Le gouvernement Charest, on le sait, a délégué le dossier des accommodements raisonnables à une commission parlementaire afin de se défaire de cette patate chaude politique. Il croyait ainsi maintenir le couvercle sur la marmite avant les prochaines élections qui s’annoncent précoces.

Mais surprise! Un des co-présidents de cette commission, le sociologue Gérard Bouchard, dans la foulée de ses réflexions, conclue dans une entrevue qu’il a donné au journal Voir, que l’indépendance est la seule solution pour parvenir à intégrer harmonieusement les nouveaux arrivants qui seront de plus en plus nombreux avec la baisse de la natalité et pour résoudre le conflit culturel avec les immigrants qui s’annonce dans l’avenir au Québec.

Une conclusion qui a tout son sens.

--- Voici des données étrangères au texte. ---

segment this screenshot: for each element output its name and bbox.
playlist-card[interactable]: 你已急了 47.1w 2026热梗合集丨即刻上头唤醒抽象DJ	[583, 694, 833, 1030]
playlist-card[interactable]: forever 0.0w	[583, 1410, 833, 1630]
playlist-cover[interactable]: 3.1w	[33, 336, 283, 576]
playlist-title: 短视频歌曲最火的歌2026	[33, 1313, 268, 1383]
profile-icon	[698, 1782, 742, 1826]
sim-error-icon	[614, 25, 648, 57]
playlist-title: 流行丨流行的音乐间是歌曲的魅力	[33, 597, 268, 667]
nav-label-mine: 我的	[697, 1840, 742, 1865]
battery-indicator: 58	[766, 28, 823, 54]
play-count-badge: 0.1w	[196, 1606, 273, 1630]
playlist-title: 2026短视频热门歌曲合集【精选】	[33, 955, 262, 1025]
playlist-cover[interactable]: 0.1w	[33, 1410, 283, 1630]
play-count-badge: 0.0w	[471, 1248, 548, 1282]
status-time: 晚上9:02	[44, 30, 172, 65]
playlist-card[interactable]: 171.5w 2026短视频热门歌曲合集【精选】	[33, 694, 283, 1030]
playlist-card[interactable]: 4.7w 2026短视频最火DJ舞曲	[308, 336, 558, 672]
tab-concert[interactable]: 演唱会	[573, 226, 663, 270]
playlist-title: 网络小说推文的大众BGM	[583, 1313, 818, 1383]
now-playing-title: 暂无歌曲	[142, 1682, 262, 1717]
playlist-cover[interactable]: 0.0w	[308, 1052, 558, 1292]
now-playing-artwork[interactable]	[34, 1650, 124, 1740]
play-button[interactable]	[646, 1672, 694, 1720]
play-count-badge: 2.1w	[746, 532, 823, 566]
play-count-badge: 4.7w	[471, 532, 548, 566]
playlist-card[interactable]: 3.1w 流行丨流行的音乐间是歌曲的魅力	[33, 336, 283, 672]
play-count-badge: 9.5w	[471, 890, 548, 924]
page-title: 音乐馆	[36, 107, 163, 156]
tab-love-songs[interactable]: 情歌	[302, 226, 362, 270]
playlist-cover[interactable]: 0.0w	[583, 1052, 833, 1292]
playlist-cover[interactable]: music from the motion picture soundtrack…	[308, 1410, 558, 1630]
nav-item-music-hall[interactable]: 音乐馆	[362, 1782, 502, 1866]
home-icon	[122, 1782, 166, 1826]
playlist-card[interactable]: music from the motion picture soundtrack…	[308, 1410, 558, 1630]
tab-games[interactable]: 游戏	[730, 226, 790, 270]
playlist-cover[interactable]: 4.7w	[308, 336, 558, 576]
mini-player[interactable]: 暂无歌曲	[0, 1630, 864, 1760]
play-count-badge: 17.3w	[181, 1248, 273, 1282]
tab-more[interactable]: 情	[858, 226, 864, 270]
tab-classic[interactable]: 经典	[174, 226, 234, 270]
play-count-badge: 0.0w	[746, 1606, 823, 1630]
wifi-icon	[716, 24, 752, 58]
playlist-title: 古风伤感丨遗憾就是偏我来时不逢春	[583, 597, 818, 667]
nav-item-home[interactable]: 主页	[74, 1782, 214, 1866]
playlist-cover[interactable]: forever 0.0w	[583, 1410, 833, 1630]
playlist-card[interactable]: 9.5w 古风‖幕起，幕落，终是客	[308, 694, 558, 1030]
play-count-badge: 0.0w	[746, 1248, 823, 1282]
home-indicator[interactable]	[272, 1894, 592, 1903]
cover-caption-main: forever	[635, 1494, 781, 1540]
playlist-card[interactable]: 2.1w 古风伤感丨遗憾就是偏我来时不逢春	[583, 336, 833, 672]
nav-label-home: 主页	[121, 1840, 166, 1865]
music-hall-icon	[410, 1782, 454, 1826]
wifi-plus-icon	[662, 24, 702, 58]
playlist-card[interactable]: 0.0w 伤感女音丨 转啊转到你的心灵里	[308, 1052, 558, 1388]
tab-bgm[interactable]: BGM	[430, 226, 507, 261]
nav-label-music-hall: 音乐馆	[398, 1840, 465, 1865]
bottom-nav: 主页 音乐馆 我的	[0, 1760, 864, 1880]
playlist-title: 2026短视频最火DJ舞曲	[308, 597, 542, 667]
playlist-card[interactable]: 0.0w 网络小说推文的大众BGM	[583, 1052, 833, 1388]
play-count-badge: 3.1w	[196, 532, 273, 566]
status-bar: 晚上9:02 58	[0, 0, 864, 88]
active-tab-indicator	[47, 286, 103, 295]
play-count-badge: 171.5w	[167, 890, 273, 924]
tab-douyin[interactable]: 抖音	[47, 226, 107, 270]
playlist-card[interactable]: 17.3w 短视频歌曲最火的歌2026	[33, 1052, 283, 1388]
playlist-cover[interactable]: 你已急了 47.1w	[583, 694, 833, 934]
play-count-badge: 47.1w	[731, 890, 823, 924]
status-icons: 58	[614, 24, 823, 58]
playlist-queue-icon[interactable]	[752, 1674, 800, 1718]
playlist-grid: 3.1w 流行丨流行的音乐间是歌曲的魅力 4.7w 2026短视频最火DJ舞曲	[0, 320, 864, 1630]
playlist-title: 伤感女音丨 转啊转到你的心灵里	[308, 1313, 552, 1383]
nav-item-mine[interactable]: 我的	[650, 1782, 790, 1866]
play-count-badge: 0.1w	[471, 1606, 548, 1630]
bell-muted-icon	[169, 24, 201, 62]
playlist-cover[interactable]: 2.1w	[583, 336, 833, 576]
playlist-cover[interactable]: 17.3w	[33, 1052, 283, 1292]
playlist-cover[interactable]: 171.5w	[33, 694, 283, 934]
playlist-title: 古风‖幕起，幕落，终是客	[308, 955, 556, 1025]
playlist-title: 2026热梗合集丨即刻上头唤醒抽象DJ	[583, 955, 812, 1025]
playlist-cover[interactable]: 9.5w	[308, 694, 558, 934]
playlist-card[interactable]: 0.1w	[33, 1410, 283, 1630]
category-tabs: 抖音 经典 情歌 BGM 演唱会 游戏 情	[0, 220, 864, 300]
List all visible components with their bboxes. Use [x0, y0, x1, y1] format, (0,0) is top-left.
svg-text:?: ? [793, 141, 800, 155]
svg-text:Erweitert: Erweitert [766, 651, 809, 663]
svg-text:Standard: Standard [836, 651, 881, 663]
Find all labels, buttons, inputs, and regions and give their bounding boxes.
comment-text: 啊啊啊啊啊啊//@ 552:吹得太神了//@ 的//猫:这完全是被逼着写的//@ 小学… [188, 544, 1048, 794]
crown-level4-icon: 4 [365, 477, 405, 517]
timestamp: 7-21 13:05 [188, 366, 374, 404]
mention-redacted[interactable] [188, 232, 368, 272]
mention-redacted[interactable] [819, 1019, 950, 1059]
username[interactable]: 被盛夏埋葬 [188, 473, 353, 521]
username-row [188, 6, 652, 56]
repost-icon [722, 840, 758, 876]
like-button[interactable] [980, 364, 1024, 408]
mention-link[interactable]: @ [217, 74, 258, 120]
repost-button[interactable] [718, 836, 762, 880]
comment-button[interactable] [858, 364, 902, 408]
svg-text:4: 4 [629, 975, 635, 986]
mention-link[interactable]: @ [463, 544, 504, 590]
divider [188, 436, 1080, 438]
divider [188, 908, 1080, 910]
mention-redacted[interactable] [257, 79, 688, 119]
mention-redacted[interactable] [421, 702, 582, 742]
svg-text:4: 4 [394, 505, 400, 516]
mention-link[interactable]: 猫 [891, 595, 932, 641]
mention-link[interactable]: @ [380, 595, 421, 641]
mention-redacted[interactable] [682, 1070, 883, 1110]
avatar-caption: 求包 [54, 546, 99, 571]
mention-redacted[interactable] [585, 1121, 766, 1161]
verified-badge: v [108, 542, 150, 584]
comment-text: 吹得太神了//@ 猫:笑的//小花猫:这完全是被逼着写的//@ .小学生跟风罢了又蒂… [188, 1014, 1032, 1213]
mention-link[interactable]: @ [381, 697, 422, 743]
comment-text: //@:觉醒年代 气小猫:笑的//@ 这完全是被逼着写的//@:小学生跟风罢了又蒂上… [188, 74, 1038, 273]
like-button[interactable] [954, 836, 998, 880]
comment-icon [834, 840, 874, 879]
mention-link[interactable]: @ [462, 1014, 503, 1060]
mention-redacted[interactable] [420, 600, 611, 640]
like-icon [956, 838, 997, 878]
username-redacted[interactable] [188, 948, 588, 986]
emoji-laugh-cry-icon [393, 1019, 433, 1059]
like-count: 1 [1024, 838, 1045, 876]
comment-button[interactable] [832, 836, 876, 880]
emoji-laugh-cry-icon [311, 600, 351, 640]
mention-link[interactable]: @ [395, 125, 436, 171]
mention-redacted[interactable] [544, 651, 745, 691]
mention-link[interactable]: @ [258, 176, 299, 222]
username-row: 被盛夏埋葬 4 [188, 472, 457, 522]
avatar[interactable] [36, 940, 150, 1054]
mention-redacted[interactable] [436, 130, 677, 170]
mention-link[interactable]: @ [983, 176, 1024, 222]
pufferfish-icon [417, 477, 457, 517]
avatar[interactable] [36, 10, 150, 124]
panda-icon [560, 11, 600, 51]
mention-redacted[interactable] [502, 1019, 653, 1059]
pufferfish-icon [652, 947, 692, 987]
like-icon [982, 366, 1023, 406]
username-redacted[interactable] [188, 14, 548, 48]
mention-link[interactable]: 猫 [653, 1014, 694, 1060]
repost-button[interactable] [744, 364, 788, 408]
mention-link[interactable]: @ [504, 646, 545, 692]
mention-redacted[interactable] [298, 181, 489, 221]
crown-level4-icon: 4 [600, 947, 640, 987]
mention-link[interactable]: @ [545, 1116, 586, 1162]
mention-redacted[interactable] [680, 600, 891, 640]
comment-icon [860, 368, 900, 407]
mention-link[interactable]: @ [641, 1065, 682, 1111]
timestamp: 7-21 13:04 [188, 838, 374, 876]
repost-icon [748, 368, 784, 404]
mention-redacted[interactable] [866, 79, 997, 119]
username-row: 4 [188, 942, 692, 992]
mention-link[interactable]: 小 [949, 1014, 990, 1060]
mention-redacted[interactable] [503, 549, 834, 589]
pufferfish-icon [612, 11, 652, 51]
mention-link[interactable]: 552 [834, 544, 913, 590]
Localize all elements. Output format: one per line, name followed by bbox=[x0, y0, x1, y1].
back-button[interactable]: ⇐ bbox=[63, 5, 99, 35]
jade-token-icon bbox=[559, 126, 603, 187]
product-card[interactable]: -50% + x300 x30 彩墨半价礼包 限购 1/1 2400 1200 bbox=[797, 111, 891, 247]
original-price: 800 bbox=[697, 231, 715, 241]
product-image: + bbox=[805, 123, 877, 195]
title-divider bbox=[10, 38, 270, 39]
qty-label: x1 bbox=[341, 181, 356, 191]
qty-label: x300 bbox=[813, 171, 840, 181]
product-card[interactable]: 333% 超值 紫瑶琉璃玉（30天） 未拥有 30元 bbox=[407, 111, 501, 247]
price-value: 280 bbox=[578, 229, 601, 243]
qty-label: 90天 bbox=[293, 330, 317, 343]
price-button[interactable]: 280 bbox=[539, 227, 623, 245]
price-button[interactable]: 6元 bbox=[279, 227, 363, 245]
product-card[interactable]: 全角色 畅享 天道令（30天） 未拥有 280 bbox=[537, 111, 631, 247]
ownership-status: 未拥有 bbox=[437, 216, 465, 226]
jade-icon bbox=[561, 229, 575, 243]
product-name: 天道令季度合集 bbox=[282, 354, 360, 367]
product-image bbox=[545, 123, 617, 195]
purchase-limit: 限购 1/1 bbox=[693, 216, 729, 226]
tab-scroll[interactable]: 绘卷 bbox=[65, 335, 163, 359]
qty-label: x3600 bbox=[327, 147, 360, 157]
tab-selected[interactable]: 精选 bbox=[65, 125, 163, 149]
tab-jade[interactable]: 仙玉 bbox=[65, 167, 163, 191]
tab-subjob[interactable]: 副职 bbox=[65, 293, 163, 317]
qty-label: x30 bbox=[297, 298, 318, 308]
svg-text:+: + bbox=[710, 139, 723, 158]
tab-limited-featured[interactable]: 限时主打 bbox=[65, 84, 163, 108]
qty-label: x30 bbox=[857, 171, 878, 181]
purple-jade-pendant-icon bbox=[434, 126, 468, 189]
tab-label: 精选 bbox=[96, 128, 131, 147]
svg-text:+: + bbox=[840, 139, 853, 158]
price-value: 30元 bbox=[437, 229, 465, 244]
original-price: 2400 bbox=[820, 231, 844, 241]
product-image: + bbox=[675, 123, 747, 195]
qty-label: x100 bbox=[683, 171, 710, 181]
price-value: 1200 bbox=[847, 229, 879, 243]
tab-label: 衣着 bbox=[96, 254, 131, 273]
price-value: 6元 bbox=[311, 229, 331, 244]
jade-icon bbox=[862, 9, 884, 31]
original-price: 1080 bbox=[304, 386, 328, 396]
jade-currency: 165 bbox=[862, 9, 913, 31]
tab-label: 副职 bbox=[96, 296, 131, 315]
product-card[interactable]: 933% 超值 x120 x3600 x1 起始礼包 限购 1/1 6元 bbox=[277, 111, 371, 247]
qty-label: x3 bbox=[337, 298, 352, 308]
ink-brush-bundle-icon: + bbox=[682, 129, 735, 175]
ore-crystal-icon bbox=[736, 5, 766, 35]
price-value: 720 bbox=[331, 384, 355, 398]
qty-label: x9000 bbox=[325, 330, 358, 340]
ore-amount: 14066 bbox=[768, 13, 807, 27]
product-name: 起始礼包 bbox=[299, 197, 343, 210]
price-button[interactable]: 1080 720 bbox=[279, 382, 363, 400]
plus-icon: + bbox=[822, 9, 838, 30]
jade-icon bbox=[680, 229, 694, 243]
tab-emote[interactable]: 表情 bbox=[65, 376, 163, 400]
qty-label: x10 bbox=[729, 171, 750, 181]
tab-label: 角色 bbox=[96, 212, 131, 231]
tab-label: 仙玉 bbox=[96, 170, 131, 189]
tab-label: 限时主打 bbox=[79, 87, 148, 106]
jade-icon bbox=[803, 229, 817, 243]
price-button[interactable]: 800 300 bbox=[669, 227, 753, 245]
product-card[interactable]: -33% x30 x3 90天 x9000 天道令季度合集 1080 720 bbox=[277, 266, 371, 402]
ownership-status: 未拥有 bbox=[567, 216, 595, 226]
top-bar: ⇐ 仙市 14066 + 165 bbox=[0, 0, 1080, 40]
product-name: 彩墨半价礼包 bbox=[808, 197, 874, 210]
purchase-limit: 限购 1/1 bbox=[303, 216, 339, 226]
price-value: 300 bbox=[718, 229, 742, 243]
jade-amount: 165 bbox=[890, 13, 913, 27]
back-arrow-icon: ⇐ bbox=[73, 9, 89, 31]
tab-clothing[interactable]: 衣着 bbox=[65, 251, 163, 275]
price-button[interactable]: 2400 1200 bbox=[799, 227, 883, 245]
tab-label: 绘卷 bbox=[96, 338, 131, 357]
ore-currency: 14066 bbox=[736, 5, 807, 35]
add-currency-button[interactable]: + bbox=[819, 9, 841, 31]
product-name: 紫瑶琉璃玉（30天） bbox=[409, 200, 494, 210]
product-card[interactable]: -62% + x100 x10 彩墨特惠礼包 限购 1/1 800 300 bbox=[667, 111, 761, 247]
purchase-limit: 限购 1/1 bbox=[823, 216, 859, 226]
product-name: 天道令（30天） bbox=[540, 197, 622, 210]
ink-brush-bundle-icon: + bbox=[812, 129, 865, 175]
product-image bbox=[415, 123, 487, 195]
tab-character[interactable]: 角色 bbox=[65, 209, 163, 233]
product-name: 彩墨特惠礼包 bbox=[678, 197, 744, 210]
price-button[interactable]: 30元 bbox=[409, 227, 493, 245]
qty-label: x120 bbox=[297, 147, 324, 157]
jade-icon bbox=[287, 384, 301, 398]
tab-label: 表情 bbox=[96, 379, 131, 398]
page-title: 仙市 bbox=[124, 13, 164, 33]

Les immigrants sont accueillis au Québec en anglais, ils voient le drapeau canadien flotté lors de leurs arrivés et on leur dit que leur nouveau pays s’étend « coast to coast », de l’atlantique au pacifique.

Par ailleurs, tant que le pouvoir en immigration sera détenu en grande partie par le fédéral, le Québec ne pourra jamais imposer ses critères de sélection et éduquer les nouveaux venus à la réalité québécoise. Ottawa ne pense pas qu’au Québec dans ses politiques d’immigration, mais à l’ensemble du pays. La seule province francophone n’est pas une priorité et on ne fait aucun effort pour inciter les immigrants à demeurer et vivre au Québec.

Cela pourra servir éventuellement le Parti Québécois, même si la nouvelle chef désire écarter la souveraineté pour un certain temps. Cette déclaration de monsieur Bouchard donnera des munitions aux péquistes lors des prochaines élections. Charest doit se mordre les doigts de l’avoir nommé à cette commission!